As we were waiting for the ferry I spotted a 777-9 overhead, flying across the sound on its way to Paine Field after a day of in-flight testing over eastern Washington.
Our ferry, the M/V Puyallup, arrived on time and began disembarking vehicles. Once we boarded, I had a chance to compare and contrast the two different ferries we rode on today. The Washington State ferry boarded two lanes of traffic at once through the main boarding ramp on either end of the vessel; the ferry is built so that it can operate forwards or backwards, shuttling back and forth between its docks all day. (By contrast, Coho has a distinct bow and stern, and uses the front starboard boarding door in Victoria, but that may be due to the physical constraints of Victoria Harbour.) Puyallup has two vehicle decks for vehicles with lower clearance, leaving the main deck available for trucks requiring higher vertical clearance.

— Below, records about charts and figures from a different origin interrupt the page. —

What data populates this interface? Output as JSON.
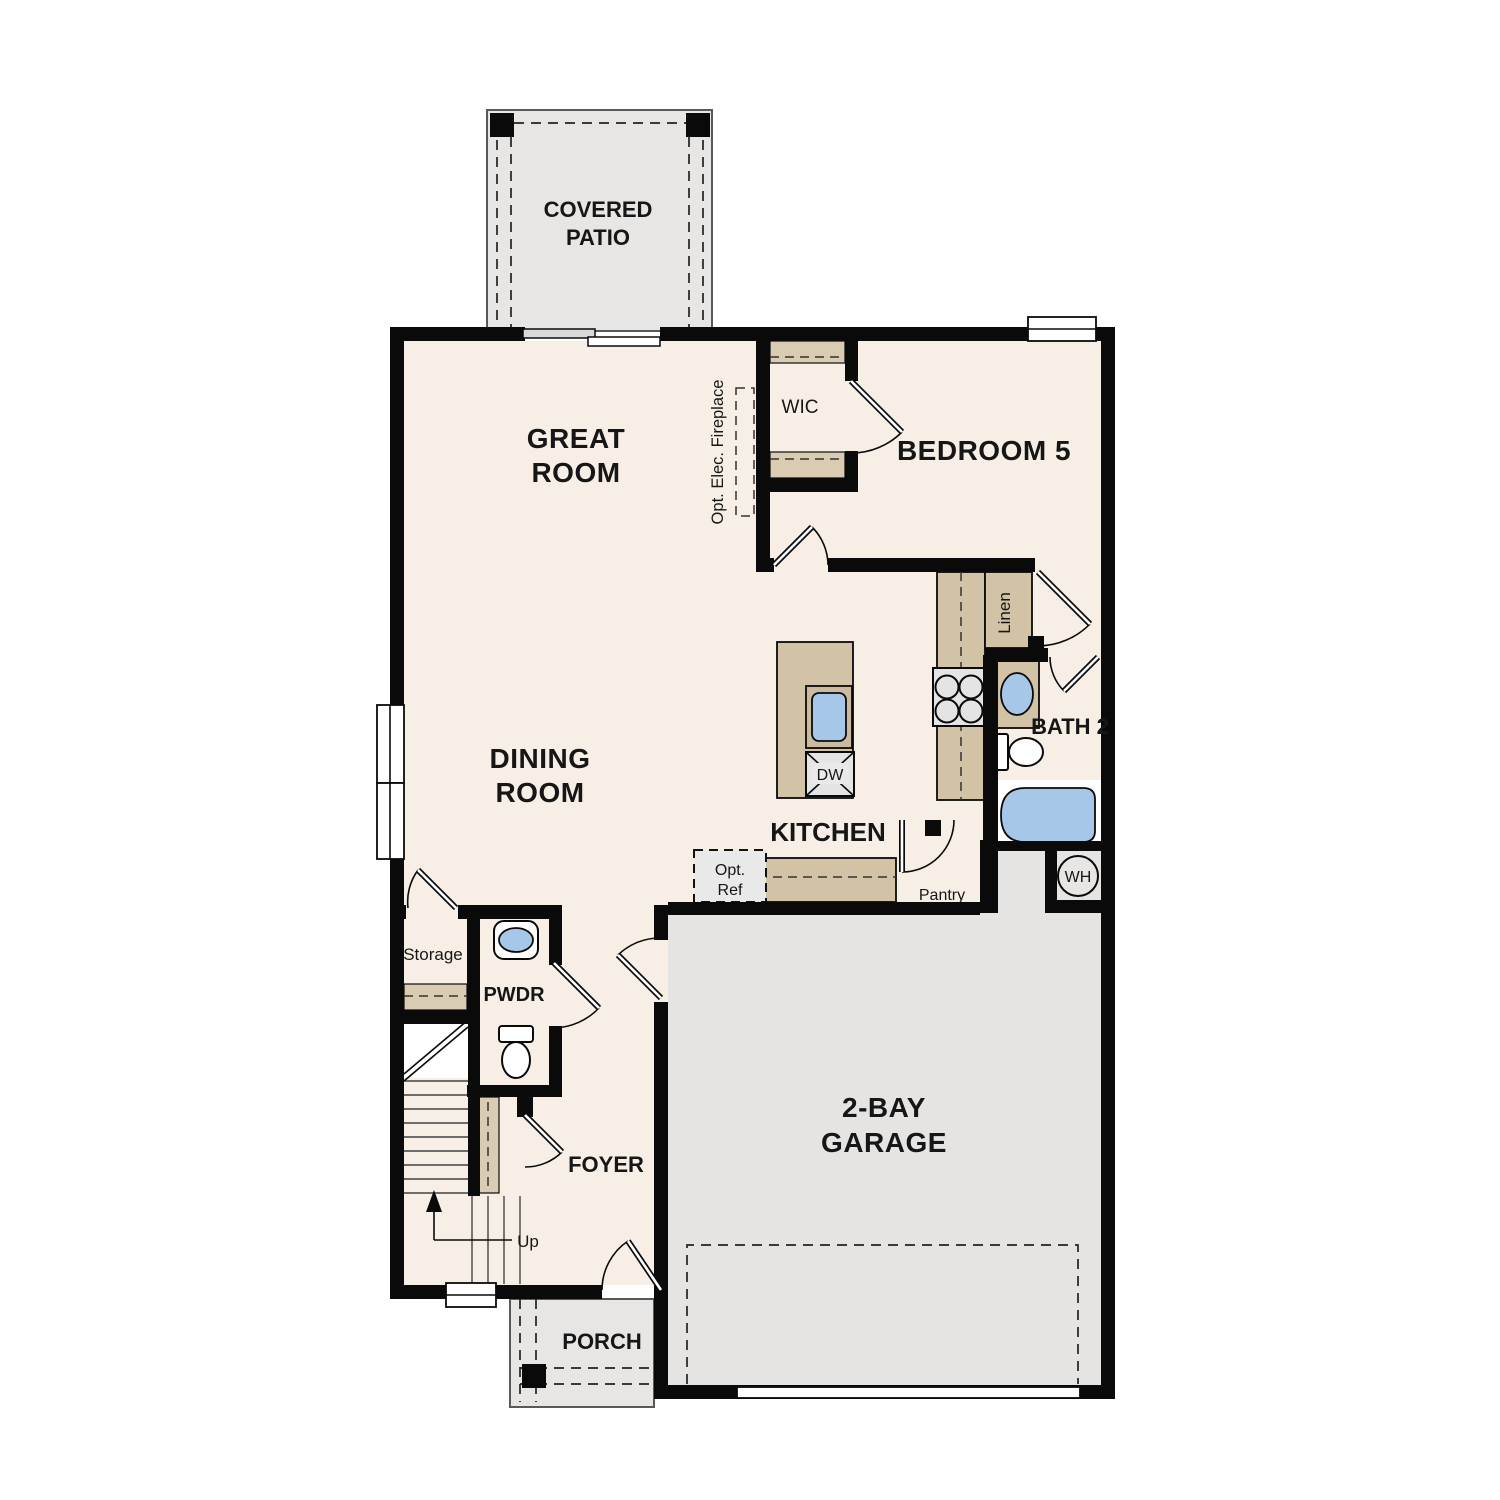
{
  "labels": {
    "covered_patio": {
      "line1": "COVERED",
      "line2": "PATIO"
    },
    "great_room": {
      "line1": "GREAT",
      "line2": "ROOM"
    },
    "wic": "WIC",
    "bedroom5": "BEDROOM 5",
    "fireplace": "Opt. Elec. Fireplace",
    "linen": "Linen",
    "bath2": "BATH 2",
    "dining_room": {
      "line1": "DINING",
      "line2": "ROOM"
    },
    "kitchen": "KITCHEN",
    "dishwasher": "DW",
    "water_heater": "WH",
    "opt_ref": {
      "line1": "Opt.",
      "line2": "Ref"
    },
    "pantry": "Pantry",
    "storage": "Storage",
    "pwdr": "PWDR",
    "foyer": "FOYER",
    "up": "Up",
    "garage": {
      "line1": "2-BAY",
      "line2": "GARAGE"
    },
    "porch": "PORCH"
  },
  "colors": {
    "wall": "#0a0a0a",
    "floor_cream": "#f7efe6",
    "concrete": "#e8e6e4",
    "garage": "#e6e4e2",
    "counter_tan": "#d2c3a6",
    "shelf_tan": "#d9ccb2",
    "fixture_blue": "#a6c7e8",
    "appliance_gray": "#e4e4e4"
  }
}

Once we boarded the ferry, we grabbed a snack from the snack bar and headed out to the top-level open-air passenger deck. It was a bright sunny day and we had a clear view south across the sound of Seattle (its tallest buildings, including the Space Needle, poking above the ridge that forms Ballard's Sunset Hill, with the hazy image of Mount Rainier in the distance. The shot was nearly perfect, but the ferry system lined up an even better shot for me as the ferry running in the opposite direction.
The whole ferry ride was about half an hour dock-to-dock. Before long we approached Edmonds and the ferry slowed to line up with the dock. (In the picture below we can see that the ferry has no doors protecting its vehicle deck, only a temporary gate to mark the extent where passengers on foot shouldn't cross while the vessel is underway.)

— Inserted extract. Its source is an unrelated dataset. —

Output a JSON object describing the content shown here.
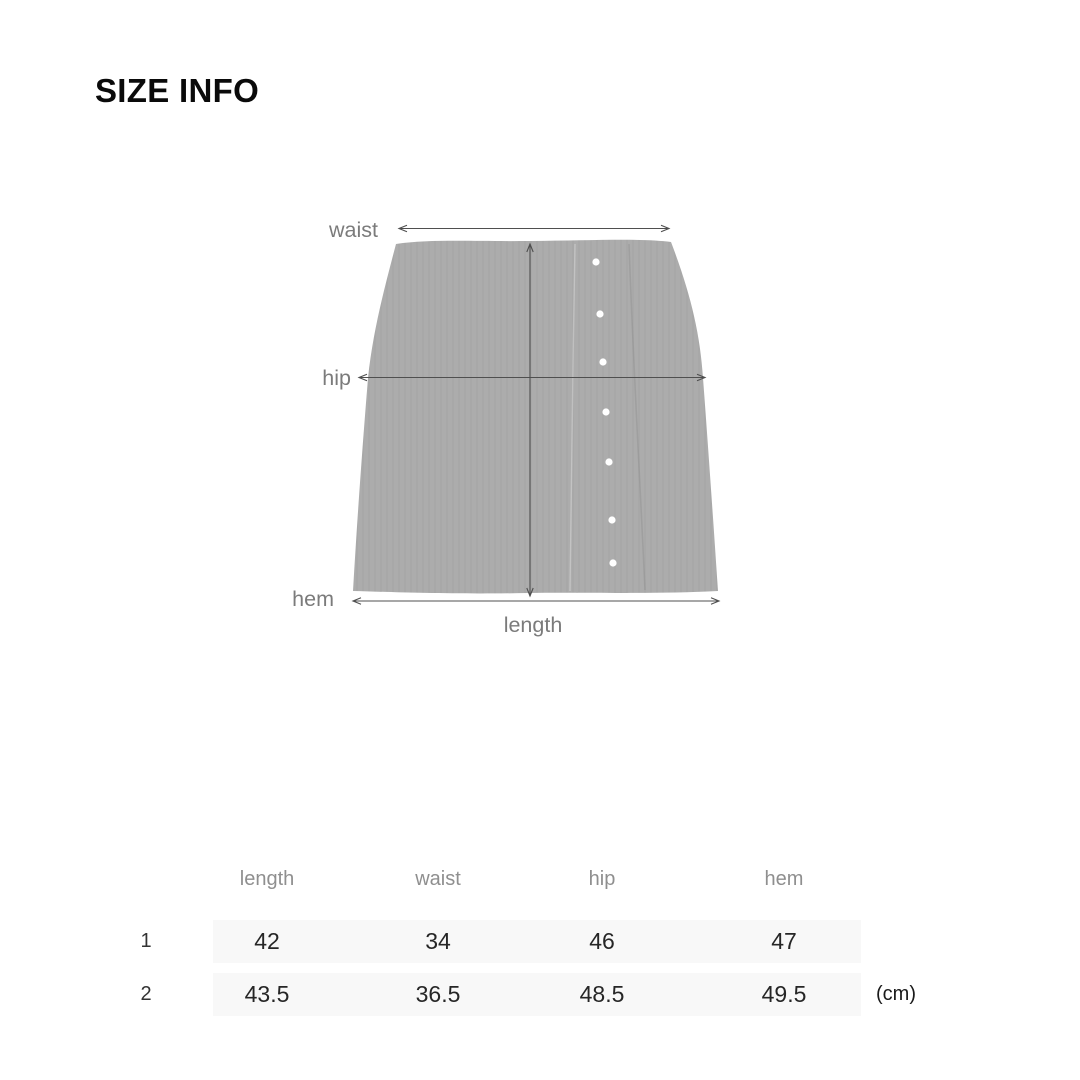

I ended up arriving a few minutes late for the 17:00 rendezvous, but that turned out to be ok because my colleague was even later; he had an end-of-the-day meeting scheduled before he could bike down to the place we were meeting. We had a good chat to catch up before I needed to leave for the airport.
I caught a Lyft to the airport and noted landmarks I recognized as they passed. It was a bright evening in Seattle, closer to the summer solstice than the equinox, and the sun glinted off Lake Union as I drove past on I-5. Four years ago one of my colleagues told me that the summer in Seattle was "glorious", and today that was true.
I grabbed supper at Qdoba inside the airport and ate it on the plane. I ended up using my Delta frequent-flier miles for the flight, and given that I don't think I'll have much use for Delta frequent-flier miles now that I no longer live in a city with a Delta hub, I used extra miles to get a first-class seat, so I had a seat by myself on the left side of the E175 regional jet. (It also turned out that, despite my not having flown Delta for about two years, Delta has been rolling over my silver-tier elite status for two years during the pandemic, and has even rolled over my qualifying miles so it would be easier to qualify for status next year, though the qualifying miles and status are not especially useful for me.)
The flight back home to San Jose went smoothly. I watched the Cascades out my window in the evening light, and spotted Longview from the air. When we landed in San Jose I drove across the mountain to Santa Cruz, returning home after almost a week away.